BANGKOK -- Bangkok's legendary traffic jams may be getting a bit lighter. Or at least less of a joke.
A handbook distributed to police and other authorities Friday updates the guidelines for motorcades and other public appearances by Thailand's royal family. It overturns practices that quietly irritated the public in a country where open criticism of the royal family is illegal, punishable by up to 15 years in prison.
The palace hopes the changes will end a long-running joke about notorious traffic congestion in the capital of more than 12 million people.
"Every time there's a traffic jam, everyone wonders if there's a royal motorcade passing by," palace official Chantanee Thanarak told a police training session at national police headquarters in Bangkok. "The royal family never meant to bother the public."

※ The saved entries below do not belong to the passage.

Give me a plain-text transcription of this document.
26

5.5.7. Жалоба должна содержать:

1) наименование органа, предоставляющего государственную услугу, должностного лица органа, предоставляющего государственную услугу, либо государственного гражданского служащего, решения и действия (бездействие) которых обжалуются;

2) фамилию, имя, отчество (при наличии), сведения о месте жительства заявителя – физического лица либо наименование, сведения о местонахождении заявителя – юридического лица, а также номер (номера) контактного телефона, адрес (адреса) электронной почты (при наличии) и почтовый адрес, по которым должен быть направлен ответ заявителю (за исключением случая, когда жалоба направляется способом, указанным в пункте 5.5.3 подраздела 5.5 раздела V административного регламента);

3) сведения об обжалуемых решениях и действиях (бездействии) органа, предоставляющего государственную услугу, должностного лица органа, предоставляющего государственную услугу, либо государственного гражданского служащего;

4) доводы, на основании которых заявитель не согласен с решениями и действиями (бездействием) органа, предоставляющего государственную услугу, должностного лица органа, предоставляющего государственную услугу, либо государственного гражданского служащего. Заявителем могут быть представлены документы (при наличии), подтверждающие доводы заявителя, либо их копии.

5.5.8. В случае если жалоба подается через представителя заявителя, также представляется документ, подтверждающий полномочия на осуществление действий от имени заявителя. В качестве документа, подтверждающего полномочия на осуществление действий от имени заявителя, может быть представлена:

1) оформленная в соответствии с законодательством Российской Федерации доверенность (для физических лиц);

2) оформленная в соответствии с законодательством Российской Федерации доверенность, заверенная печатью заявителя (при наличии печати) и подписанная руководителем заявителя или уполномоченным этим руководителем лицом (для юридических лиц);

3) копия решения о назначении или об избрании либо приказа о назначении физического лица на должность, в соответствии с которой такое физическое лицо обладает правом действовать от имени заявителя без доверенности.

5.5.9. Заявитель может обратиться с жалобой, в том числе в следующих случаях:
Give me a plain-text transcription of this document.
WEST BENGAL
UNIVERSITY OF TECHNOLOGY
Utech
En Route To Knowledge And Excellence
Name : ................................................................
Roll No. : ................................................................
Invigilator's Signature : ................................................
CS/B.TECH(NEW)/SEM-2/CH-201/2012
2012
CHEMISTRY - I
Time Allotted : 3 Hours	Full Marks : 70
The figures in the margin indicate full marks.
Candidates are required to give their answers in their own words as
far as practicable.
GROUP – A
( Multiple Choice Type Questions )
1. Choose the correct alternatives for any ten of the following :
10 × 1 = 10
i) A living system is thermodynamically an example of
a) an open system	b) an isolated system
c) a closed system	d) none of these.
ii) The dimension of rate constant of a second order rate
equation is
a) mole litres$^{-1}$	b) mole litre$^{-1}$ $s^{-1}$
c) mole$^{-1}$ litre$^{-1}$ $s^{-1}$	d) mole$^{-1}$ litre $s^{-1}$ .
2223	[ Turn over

About a dozen members of Thailand's extended royal family travel by motorcade, including 84-year-old King Bhumibol Adulyadej, the queen, their children and grandchildren. The palace said Bhumibol initiated the changes himself, though he has rarely traveled outside the hospital where he has stayed more than two years.
Until now, police halted traffic in both directions and for many blocks far in advance of a royal motorcade. Traffic was also halted on highway overpasses, for security but also to observe protocol that no head should be higher than a royal's. The measures snarl traffic, require extensive police presence and have been quietly criticized as excessive.
The new guidelines permit traffic on overpasses and oncoming traffic on the road opposite a royal motorcade. The stoppages will be briefer and fewer police will be used for royal road closures.
Another new rule: Shopping malls do not have to turn away shoppers if a royal family member appears. "But be careful not to let people get close to royal family members," the manual says.
The new procedures take effect now, and police are being trained on them. The 48-page handbook has photographs of how to close roads and manage crowds and includes palace phone numbers that authorities can call if questions arise.